Nesta parábola, o passado não é uma linha recta, morta, inerte, é antes uma força viva que se atira de encontro a nós - isso percebe-se, penso, se pensarmos na nossa própria história pessoal, como queremos fugir aos acontecimentos do passado que exercem pressão sobre nós e o nosso presente, sobre a nossa acção presente, mesmo que inconscientemente e chocam com o nosso futuro. 

Na história do povo humano, acontece sairmos de uma época e não haver ninguém que a tenha resolvido, em termos de sentido, de modo a podermos integrá-la no futuro, o que gera choques entre essas forças vivas do passado que se atiram, em entropia, contra nós e penetram nos orifícios da rede dos acontecimentos do presente e levam à destruição ao futuro.

Talvez, digo eu, seja essa a razão de repetirmos constantemente os mesmos erros: vem de não termos sido capazes de reflectir e encontrar um sentido unitário que se organize como herança positiva do nosso presente e futuro. Encontrar o sentido é diferente de caracterizar; por exemplo, sabemos caracterizar a guerra fria ou a crise de 2008 mas não soubémos dar-lhe um sentido e agora estamos outra vez num pântano e não sabemos sequer, se estamos a repetir os mesmos erros; assim como sabemos caracterizar as guerras do século XX europeu, mas ainda ninguém as traduzir num sentido, uma visão coerente à maneira do que fala Hegel, de modo a saber como ultrapassar esse problema; então, hoje-em-dia, todos falam do ressurgimento do fascismo mas ninguém sabe do que está a falar, se está a exagerar, se estamos em perigo e porquê. Esse talvez seja o grande desequilíbrio do fluir da história humana.

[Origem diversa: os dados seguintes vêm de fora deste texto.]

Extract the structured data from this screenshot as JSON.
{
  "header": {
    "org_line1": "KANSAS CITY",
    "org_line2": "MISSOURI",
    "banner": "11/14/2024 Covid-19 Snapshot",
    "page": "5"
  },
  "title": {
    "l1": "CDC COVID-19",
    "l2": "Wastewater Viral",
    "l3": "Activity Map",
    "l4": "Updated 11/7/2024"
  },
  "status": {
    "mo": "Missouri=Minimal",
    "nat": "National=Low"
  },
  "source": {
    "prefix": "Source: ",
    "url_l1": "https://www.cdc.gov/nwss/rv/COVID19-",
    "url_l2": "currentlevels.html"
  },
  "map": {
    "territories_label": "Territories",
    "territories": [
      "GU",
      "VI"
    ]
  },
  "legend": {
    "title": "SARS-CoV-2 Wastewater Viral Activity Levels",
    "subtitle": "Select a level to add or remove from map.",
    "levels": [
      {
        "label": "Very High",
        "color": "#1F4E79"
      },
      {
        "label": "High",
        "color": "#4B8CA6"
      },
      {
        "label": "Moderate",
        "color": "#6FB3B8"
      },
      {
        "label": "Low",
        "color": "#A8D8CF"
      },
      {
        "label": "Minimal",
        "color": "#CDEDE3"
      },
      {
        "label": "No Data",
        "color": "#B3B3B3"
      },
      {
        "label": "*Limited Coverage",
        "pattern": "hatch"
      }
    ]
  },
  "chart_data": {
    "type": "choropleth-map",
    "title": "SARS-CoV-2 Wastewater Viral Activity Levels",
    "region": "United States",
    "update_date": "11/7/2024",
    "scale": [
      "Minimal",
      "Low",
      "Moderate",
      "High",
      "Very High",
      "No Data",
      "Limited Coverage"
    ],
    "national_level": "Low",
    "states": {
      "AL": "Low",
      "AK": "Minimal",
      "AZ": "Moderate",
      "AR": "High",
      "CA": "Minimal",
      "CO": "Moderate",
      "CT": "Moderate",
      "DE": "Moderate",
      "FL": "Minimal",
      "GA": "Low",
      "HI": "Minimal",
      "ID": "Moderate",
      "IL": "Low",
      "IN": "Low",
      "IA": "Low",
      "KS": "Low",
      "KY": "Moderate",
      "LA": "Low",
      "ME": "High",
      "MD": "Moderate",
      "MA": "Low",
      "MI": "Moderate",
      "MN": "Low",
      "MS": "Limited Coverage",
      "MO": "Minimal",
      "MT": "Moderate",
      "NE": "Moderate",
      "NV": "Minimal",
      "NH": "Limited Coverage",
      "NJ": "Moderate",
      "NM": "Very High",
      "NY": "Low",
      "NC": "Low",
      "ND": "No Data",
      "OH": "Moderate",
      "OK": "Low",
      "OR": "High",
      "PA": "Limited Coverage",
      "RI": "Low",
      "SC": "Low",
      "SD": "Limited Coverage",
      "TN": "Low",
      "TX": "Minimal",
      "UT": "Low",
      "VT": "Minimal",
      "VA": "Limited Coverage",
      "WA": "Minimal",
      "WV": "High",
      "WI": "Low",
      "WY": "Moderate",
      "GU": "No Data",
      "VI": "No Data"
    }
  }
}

O século XX, ainda por cima, desistiu do pensamento, como diz Arendt. Não sabendo resolver os problemas metafísicos deixados por Kant, varreu-os para o lado e escolheu o caminho da acção, encarnado no existencialismo. Só que a acção tem implícita um pensamento: as tais forças do passado que se atiram contra o futuro e nos desequilibram no presente, onde estamos.

Enfim, fica aqui esta explosão de música sem um segundo de monotonia ou ausência de virtuosismo - uma autêntica enciclopédia de possibilidades de sons, que nos põe -pelo menos a mim- num lugar qualquer estratosférico. Ele tem a técnica, o talento, a originalidade, o virtuosismo, a criatividade, o sentimento. É um músico completo.

Jimi Hendrix faz-me lembrar uma estrela que vi explodir num céu de Agosto há muitos anos, lá em baixo no Algarve: parece ter aparecido de repente mas sabemos que viajou, talvez mil anos, até explodir em nossa frente, depois de um breve fulgor a iluminar o céu. Ele morreu com 26 anos, mais ou menos a idade com que morreu o meu amigo, também...

 Quantos anos e que conjugação de forças é necessário que se passem neste universo para produzir uma força e um talento destes? Não sabemos, mas felizmente já havia gravadores e filmes que o deixaram, a ele e à sua música, connosco.